If your first argument is that many traffic violations are not victimless crimes, then the solution should be more, not less law enforcement, consistent with holding fare evaders accountable.Feel free to call the police every time you suspect someone is fare evading. However, make sure to also do so for every other transportation crime that's committed. Someone going 1mph over the speed limit? Call the police! Rolling through a stop sign? Call the police! Expired registration? Call the police! As for victimless crimes, the first two especially are not victimless crimes - tens of thousands of people die on the roads annually in the US, and some of those are through inattentive driving or speeding.

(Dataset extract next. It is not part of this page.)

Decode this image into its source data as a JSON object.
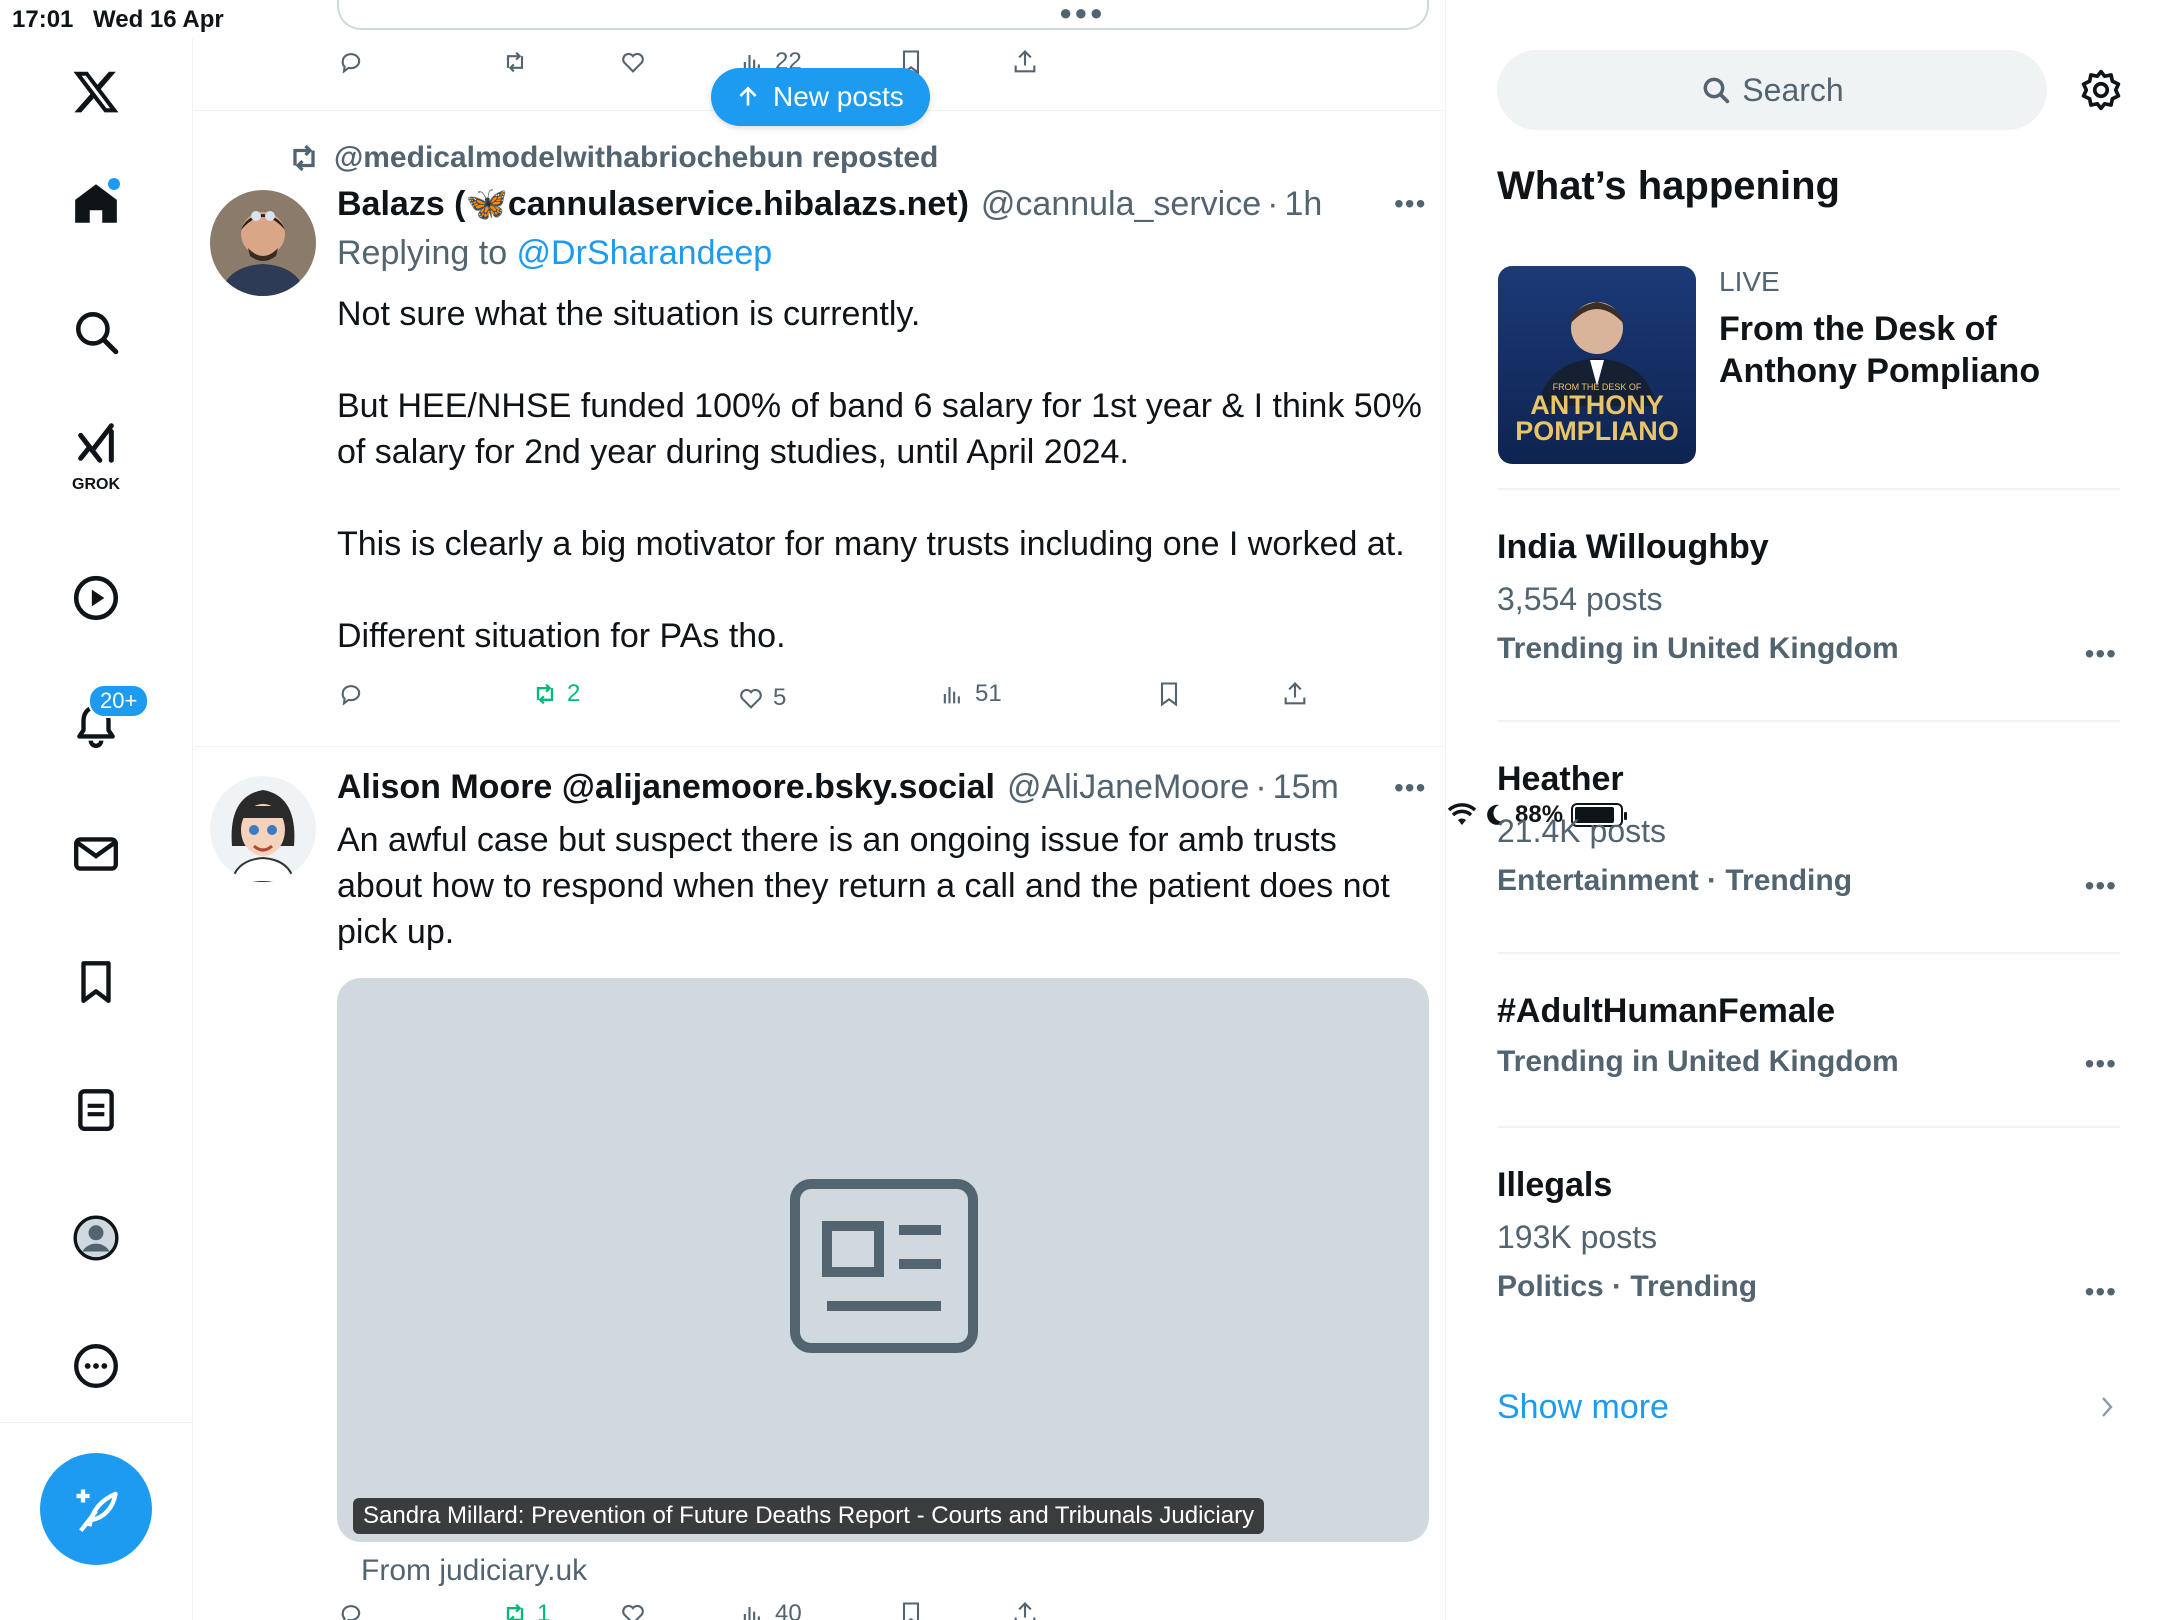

I'm going to guess that within a couple of days of diligently reporting every crime you see you'll get, at minimum, a very stern warning by the 911 dispatchers to stop calling them for such things.
And if the passenger refuses to pay the fare? It's going to be impossible to know how long the train is delayed if the passenger is non-cooperative, if a more important emergency comes up for the police en route, etc.
For your second argument: my position is that Amtrak should have a fare evasion policy that minimizes costs on Amtrak. Some discretion would of course need to be left to Amtrak staff at the time someone is caught. For example, if someone just jumps onto a full, late Acela and is immediately caught, the penalty and process wouldn’t be as severe as someone who’s caught stealing a ride worth $750 on an empty train.
What I dislike is letting fare evaders ride and then be done with their trips, with no consequences. If someone is a regular commuter between Philadelphia and Metropark, NYC and Newark or Newark and Metropark, why not ride the Acela for free, without consequences, when the alternative is NJ Transit.